I am a little confused and not a little worried. I switched health care providers from Kaiser to San Francisco General Hospital. My new Doc wanted to do a genotype to ascertain resistance and when i returned to his office he said I wasn't resistant to any drugs. I was surprised and told him that my previous Doc at Kaiser had said I was resistant to several meds. So I personally picked up my medical records from Kaiser and delivered to my new Doc and he read them in front of me and said I am resistant to most regimens and I have only one regimen option left. Why the discrepancy re the genotype fperformed and analysed by my new Doc and the info in my Kaiser records. My new Doc has also told me that I need to be on this final regimen for 7 years as no new options will be available for that amount of time (except Fuzeon injections which he is reluctant to recommend uless as a final resort). How likely is it there has been a mistake and how serious is it for me to only have one regimen left open to me? I have been celibate for years so superinfection is not likely. New Doc tells me the reason the genotype was inaccurate was because I have been on a meds holiday for six months and that can affect the outcome of a blood analysis. Is this true? Thanks

Response from Dr. Sherer

Yes, your new physician has given the most likely explanation for the discrepancy between the Kaiser resistance test and the UCSF one, i.e. that you were simply off drugs when you had the UCSF test, and during the time that you were off drug the formerly resistance HIV in your body was overgrown by wild type, which was now allowed to flourish in the absence of drug pressure.

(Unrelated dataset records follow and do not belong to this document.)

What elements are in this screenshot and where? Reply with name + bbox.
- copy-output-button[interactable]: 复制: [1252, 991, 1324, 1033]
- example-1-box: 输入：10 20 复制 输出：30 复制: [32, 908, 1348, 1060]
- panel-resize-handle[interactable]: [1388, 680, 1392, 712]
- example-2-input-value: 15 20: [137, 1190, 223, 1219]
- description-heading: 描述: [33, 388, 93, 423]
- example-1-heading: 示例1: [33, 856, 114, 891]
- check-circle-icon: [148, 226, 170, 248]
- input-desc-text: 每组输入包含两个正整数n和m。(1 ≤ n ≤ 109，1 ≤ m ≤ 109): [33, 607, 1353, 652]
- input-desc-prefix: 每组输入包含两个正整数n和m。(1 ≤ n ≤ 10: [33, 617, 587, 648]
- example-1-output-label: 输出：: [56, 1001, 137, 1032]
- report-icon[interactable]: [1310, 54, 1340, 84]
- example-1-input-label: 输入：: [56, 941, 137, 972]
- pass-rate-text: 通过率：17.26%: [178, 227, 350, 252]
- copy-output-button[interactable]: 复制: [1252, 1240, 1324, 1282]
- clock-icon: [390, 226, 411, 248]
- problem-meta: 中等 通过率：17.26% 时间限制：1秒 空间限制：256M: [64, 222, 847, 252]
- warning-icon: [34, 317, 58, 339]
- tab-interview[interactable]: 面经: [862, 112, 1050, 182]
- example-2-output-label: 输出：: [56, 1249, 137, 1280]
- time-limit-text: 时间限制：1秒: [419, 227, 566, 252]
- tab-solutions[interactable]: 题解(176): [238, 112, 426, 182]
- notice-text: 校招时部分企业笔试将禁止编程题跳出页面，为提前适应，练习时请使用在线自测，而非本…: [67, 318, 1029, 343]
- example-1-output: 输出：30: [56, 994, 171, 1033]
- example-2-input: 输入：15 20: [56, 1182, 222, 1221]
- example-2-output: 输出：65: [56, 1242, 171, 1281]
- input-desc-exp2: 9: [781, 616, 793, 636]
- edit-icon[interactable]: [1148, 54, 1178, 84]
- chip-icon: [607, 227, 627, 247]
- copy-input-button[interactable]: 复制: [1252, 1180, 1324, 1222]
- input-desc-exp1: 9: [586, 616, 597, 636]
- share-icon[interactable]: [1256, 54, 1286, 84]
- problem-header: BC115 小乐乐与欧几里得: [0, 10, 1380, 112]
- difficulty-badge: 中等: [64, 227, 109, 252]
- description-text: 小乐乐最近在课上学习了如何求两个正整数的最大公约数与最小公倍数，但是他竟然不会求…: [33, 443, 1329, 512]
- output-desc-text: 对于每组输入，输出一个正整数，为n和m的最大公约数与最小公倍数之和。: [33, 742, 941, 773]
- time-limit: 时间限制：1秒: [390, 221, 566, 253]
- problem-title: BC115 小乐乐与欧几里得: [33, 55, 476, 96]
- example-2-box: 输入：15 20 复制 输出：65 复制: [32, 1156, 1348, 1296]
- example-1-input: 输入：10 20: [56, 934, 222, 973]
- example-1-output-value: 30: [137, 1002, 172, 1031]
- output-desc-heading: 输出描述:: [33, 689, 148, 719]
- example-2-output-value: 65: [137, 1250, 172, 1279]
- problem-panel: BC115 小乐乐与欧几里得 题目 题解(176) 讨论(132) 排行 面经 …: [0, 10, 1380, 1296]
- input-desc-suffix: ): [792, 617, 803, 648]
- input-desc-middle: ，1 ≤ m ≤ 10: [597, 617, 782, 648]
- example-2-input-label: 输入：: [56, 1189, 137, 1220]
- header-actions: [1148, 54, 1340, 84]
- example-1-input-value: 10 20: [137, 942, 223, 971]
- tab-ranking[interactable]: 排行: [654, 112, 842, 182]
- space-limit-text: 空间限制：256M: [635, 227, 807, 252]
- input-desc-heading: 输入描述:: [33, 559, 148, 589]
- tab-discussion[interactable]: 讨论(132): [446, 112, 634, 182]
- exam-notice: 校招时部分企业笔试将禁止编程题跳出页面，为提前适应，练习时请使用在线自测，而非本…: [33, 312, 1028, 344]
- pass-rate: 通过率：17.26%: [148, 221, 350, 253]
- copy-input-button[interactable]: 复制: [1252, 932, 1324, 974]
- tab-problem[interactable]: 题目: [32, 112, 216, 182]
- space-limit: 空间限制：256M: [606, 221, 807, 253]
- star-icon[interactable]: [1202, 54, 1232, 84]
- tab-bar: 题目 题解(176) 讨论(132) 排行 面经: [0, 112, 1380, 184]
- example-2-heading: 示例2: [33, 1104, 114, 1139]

It is common for resistant virus to be overgrown by wild type once drugs are discontinued. Many, perhaps most resistant viruses are 'less fit' than wild type, i.e. their resistance mutation gives them a competitive disadvantage in comparison to wild type.

How serious is your situation? Often in such a setting there is still the opportunity for a prolonged positive response to treatment. The important thing for you to do is to take it seriously, and do your best to take the medication without missing doses in order to give yourself the best possible chance for a durable response.